Un retour à trois opérateurs de téléphonie mobile, qui découlerait de la fusion Bouygues-SFR, "peut inquiéter le consommateur".

Une fusion Bouygues-SFR déboucherait sur un retour à 3 opérateurs, contre 4 actuellement avec Orange, Bouygues, SFR et Free.

Crédits: Reuters / AFP

Un retour à trois opérateurs de téléphonie mobile, qui découlerait de l'offre faite par Bouygues sur SFR, "peut inquiéter le consommateur" car elle pose des risques de hausse des prix et pour la qualité de service, a estimé dimanche l'association de consommateurs UFC Que Choisir.

"Passer de quatre à trois opérateurs est quelque chose qui peut nous inquiéter si des garanties ne sont pas mises en oeuvre", a indiqué Alain Bazot, président de l'UFC Que Choisir à l'AFP.

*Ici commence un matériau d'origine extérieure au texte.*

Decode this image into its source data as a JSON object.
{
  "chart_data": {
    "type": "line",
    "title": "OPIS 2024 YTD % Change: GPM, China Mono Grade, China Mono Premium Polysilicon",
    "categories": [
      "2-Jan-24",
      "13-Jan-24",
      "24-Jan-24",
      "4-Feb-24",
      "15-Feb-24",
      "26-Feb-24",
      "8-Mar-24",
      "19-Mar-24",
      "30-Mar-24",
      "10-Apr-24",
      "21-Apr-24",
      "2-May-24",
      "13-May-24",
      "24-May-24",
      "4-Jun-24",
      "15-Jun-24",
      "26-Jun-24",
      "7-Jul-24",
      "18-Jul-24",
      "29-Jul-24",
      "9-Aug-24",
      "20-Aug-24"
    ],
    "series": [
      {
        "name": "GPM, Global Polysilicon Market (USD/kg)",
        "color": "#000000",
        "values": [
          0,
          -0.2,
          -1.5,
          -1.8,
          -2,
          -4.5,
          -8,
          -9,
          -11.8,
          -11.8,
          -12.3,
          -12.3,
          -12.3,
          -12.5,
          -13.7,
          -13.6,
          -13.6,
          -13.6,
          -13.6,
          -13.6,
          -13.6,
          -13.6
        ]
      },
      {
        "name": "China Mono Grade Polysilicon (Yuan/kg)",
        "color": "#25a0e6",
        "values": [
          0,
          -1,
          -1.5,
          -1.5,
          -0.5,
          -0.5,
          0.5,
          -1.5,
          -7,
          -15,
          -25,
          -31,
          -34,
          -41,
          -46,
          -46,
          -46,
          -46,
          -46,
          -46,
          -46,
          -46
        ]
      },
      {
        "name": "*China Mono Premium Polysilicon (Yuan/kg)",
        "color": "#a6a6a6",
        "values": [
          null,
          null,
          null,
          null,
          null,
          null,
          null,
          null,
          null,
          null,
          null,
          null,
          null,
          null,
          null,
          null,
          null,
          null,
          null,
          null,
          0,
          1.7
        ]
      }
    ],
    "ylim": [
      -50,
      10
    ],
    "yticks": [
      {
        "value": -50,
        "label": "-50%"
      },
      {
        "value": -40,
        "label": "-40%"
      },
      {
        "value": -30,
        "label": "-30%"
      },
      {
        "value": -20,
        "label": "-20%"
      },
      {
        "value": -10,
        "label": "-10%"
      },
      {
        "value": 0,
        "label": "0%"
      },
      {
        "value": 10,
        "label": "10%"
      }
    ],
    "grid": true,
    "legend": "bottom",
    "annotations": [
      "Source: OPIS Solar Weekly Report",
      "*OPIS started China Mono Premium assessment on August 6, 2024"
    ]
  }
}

L'opérateur Bouygues Telecom, qui a déposé mercredi une offre de prise de contrôle majoritaire sur SFR, a indiqué dimanche qu'il était prêt à céder l'intégralité de son réseau mobile et certaines fréquences à son concurrent Free afin d'augmenter ses chances d'obtenir un feu vert de l'Autorité de la concurrence. Une fusion Bouygues-SFR déboucherait sur un retour à 3 opérateurs, contre 4 actuellement avec Orange, Bouygues, SFR et Free.

Si cette hypothèse se réalise "on va avoir d'un seul coup sur le seul réseau de SFR, tous les clients SFR plus ceux de Bouygues" et l'on peut se demander "quelle est la capacité d'absorption de ce réseau, il y a une question de mise en oeuvre et donc de qualité de service", a souligné le responsable.

D'autre part "on peut avoir la crainte que les prix n'augmentent, ce n'est pas une hypothèse farfelue c'est ce qu'ont connu les Autrichiens" quand leur marché est passé de 4 à 3 opérateurs, a-t-il noté.

M. Bazot a rappelé que "les clients en France ont beaucoup souffert de l'existence d'un cartel de trois opérateurs, qui avait réalisé une entente illicite" condamnée avec l'aide de l'UFC, et rappelé que l'arrivée de Free en janvier 2012 avait dynamisé la concurrence et fait baisser les prix.

Dans le cadre d'une recomposition à venir du marché français des télécoms, l'UFC va demander que les conditions de l'accès des opérateurs sans réseaux propres (MVNO), comme La Poste Mobile, au marché de gros soit revues afin de permettre une offre alternative aux opérateurs disposant de réseaux et dynamiser le marché, a-t-il précisé.

François Carlier, délégué général de la CLCV, voit dans cette possible recomposition du secteur "une solution risquée car avant il y avait trois opérateurs (...) ils ont été condamnés pour entente sur les prix, les prix étaient trop élevés. Et l'issue, cela a été une 4è licence qui a permis de faire baisser les prix".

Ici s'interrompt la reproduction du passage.